Invariably when I near the end of a tub of butter (45oz. – over two pounds), I think about how I’ve ingested over two pounds of this stuff. I don’t know how long it takes me to eat that much butter spread. I only use it on my waffles. For cooking, I use the real stuff. If I had to guess, I get a new tub every two or three months? For a few days/weeks now, every time I go to butter my waffles (which is every day), I’ve been mentally estimating when I might have to buy butter again and if I should be buying a smaller tub. As I get closer to moving out, I begin to think that I shouldn’t buy the big tub next time. I don’t plan on bringing the butter with me. Never mind that I don’t have a new place or new destination or any of the logistics figured out, but I think about how I don’t want to buy too much butter.
This, of course, isn’t about butter, but is instead about the silly and utterly chaotic and nonsensical ways our (or at least my) thinking works (or doesn’t). Of all of the things I could think about at any given moment in my morning routine, two or three times a week I think about how much butter spread I consume and I try to estimate how much butter spread I’ll need over the next month to month and a half. It’s not an all-consuming thought process, but I’m surprised by how inane it is and also how frequently these thoughts pop into my head.
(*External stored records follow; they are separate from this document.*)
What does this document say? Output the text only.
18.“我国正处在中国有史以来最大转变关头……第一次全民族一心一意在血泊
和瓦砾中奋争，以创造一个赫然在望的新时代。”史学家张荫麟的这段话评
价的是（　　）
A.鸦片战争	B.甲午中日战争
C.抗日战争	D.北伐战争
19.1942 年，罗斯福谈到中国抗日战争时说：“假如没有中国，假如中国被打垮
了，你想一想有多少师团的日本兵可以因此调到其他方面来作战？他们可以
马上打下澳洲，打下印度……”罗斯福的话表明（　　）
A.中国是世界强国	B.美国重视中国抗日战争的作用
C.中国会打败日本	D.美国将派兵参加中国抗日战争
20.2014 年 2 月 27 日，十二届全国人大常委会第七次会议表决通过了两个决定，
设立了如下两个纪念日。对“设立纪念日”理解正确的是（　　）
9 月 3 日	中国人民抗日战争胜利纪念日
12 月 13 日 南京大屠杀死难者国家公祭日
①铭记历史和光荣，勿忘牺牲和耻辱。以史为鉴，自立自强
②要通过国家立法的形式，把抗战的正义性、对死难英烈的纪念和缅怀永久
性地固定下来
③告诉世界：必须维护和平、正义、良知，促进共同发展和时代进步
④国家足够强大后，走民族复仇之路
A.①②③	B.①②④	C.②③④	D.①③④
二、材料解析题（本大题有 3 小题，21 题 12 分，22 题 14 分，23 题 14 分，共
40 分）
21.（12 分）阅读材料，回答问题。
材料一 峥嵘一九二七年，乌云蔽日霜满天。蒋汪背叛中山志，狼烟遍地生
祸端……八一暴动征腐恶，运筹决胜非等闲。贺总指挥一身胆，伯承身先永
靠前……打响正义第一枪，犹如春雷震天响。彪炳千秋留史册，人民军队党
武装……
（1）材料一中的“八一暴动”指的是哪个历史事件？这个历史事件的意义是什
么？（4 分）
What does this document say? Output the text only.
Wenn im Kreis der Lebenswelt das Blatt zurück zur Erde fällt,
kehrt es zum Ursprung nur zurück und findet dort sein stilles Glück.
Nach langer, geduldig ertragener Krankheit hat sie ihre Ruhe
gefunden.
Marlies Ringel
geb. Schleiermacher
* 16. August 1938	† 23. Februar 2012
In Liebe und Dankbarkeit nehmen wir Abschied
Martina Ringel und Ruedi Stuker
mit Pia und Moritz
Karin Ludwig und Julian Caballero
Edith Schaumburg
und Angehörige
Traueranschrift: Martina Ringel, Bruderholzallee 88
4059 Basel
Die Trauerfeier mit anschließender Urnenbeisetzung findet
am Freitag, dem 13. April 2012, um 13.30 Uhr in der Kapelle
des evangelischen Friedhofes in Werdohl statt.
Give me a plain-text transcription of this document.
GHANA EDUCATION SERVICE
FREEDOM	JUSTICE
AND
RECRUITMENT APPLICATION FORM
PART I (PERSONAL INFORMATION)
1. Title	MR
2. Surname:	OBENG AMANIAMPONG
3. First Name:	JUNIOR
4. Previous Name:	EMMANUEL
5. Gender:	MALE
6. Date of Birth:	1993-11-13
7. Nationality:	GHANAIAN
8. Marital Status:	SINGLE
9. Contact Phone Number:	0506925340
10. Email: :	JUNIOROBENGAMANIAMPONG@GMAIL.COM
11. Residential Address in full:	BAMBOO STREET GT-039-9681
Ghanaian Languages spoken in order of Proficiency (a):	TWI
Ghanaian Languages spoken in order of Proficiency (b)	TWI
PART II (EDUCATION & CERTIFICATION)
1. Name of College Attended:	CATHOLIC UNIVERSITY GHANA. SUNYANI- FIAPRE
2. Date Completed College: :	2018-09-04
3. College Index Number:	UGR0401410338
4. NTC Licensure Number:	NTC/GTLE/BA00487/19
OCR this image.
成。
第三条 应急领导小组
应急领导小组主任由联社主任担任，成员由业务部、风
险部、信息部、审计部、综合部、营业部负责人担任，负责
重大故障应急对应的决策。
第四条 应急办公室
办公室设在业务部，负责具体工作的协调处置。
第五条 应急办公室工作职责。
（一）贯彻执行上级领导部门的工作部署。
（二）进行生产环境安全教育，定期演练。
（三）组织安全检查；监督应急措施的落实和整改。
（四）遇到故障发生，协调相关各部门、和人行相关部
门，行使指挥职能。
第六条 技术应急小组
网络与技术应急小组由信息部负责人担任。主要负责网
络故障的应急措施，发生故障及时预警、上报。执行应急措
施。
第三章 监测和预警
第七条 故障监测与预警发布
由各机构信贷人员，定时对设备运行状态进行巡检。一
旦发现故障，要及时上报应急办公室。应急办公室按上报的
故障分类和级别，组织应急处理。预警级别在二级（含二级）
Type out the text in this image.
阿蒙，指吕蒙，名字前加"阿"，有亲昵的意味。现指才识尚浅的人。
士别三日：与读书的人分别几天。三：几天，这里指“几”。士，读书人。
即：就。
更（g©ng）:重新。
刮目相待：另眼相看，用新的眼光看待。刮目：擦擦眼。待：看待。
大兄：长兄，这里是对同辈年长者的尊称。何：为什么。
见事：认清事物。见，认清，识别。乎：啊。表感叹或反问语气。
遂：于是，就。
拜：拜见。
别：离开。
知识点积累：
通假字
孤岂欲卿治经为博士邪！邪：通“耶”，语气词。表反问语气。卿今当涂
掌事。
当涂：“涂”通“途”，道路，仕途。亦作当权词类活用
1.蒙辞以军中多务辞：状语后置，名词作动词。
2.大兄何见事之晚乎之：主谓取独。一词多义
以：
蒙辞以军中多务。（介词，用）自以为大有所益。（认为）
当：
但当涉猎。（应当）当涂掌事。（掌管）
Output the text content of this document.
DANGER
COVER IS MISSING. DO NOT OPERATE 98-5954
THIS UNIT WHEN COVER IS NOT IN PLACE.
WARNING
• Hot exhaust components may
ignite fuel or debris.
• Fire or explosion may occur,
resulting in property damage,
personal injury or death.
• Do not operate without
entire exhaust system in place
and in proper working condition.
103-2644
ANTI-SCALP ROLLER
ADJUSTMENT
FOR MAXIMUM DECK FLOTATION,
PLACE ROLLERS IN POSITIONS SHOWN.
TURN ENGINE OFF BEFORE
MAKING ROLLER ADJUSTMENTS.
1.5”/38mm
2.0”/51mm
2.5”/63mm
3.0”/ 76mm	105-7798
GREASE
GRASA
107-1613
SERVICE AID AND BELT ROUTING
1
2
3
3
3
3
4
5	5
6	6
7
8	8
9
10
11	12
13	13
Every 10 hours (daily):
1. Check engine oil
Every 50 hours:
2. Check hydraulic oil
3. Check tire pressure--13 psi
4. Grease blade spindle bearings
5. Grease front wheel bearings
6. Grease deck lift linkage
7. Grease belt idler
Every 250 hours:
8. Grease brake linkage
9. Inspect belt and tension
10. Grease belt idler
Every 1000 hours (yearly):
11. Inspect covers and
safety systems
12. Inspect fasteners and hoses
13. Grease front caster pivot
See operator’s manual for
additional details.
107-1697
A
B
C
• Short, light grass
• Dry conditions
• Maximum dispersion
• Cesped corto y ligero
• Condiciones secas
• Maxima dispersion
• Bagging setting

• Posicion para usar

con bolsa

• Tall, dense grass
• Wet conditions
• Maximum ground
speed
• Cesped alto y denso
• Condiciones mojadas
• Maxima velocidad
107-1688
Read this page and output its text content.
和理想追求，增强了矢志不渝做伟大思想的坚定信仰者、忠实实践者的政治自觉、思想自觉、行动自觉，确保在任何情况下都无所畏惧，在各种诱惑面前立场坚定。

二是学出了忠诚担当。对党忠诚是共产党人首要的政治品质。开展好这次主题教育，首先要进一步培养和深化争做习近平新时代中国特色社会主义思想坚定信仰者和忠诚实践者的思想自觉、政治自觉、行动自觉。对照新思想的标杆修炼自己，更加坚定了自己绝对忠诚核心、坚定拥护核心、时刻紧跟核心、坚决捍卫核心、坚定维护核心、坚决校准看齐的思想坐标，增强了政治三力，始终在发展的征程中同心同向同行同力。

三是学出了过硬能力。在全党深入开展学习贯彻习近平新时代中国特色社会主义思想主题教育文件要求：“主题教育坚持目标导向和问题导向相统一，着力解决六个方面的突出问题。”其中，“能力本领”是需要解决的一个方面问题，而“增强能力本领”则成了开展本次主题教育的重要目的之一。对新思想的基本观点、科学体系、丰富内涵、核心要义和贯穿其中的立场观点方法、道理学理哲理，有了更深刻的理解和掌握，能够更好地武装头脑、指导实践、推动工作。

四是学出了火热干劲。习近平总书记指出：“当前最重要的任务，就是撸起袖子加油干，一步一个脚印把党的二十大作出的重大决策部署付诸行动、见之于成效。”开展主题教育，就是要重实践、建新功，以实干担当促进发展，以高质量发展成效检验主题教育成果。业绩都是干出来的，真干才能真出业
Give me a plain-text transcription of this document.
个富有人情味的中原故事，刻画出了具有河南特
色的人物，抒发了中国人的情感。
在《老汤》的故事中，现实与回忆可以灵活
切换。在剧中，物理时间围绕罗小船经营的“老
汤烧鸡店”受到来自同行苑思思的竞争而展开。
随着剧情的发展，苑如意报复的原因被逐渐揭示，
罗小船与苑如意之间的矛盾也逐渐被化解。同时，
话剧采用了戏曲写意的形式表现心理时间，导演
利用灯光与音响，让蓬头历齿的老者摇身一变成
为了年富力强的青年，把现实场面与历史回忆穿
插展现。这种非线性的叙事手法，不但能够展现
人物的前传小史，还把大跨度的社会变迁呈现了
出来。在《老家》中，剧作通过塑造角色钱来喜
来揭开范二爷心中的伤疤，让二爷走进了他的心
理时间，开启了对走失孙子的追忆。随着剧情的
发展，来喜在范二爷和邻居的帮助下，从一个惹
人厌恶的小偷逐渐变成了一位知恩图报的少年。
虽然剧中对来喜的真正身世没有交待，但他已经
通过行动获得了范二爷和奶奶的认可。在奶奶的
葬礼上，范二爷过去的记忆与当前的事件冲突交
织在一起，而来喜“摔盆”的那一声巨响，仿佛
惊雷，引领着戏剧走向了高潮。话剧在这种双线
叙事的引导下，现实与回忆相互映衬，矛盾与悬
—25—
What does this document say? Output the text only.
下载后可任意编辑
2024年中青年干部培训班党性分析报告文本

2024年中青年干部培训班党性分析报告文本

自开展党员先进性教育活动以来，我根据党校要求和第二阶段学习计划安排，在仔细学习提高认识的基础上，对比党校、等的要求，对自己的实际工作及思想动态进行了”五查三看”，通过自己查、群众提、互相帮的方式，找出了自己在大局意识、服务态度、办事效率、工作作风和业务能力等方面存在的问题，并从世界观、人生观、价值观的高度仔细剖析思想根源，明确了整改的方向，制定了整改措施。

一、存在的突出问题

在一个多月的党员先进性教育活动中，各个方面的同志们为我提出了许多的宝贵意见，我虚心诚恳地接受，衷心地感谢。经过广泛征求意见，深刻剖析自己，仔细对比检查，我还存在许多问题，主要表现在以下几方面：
If I had to guess, I don’t spend more than a few seconds or minutes contemplating my butter spread usage. If I had to describe it, I’d say it’s a very low-wattage thought process. It just happens – effortlessly. There’s a minor sense of concern: do I eat too much butter spread, do I need to get more, should I conserve what I have? But once the waffles are buttered and glazed with syrup and the butter spread is returned to its assigned spot in the fridge, my brain usually shifts to thinking about something else. Unless of course I decide to sit down and write about it.